Antioxidant, Cytotoxicity, and Antiophidian Potential of Alstonia macrophylla Bark

[Image: see text] The objective of this research was to find the possible pharmacognosy of the bark of the Philippine Alstonia macrophylla Wall. ex G.Don (AM). Gas chromatographic–mass spectral (GC–EI-MS) characterization and energy dispersive X-ray spectroscopy (EDX) were performed to detect the bioactive constituents. EDX analysis of AM bark displayed a high content of potassium (3.26%) and calcium (2.96%). Eight constituents were detected in AM crude dichloromethane (DCM) extracts, which consisted of a long-chain unsaturated fatty acid (17:0) and fatty acid esters such as ethyl hexadecanoate and methyl hexadecanoate. Extraction of AM bark using methanol and dimethyl sulfoxide (MeOH/DMSO) solvents resulted in the identification of 17 constituents, principally alkaloids (alstonerine, 34.38%; strictamin, 5.23%; rauvomitin, 4.29%; and brucine, 3.66%) and triterpenoids (γ-sitosterol, 3.85%; lupeol, 3.00%; 24-methylenecycloartanol, 2.81%; campesterol, 2.71%; β-amyrin, 2.30%; and stigmasterol, 2.13%).
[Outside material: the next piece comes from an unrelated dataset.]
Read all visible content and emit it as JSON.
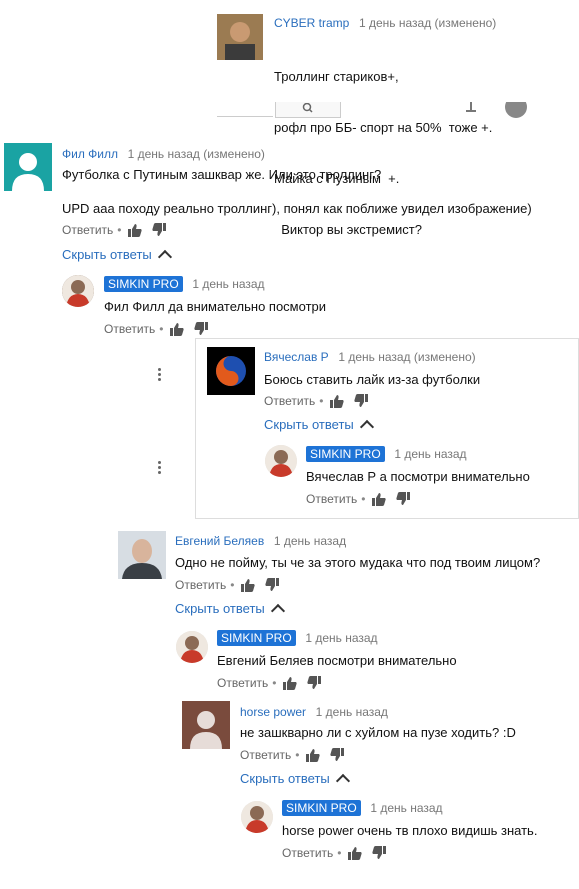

MeOH/DMSO samples of AM were used in the selected bioassays. The samples exhibited efficient free radical scavenging activity (IC(50) = 0.71 mg/mL) and were noncytotoxic to normal HDFn (IC(50) > 100 μg/mL) and neoplastic THP-1 cell lines (IC(50) = 67.22 μg/mL) while highly degenerative to MCF-7 (IC(50) = 6.34 μg/mL), H69PR (IC(50) = 7.05 μg/mL), and HT-29 (IC(50) = 9.10 μg/mL). Most interestingly, the AM samples inhibited the northern Philippine Cobra’s (Naja philippinensis Taylor) venom (IC(50) = 297.27 ± 9.33 μg/mL) through a secretory phospholipase A(2) assay.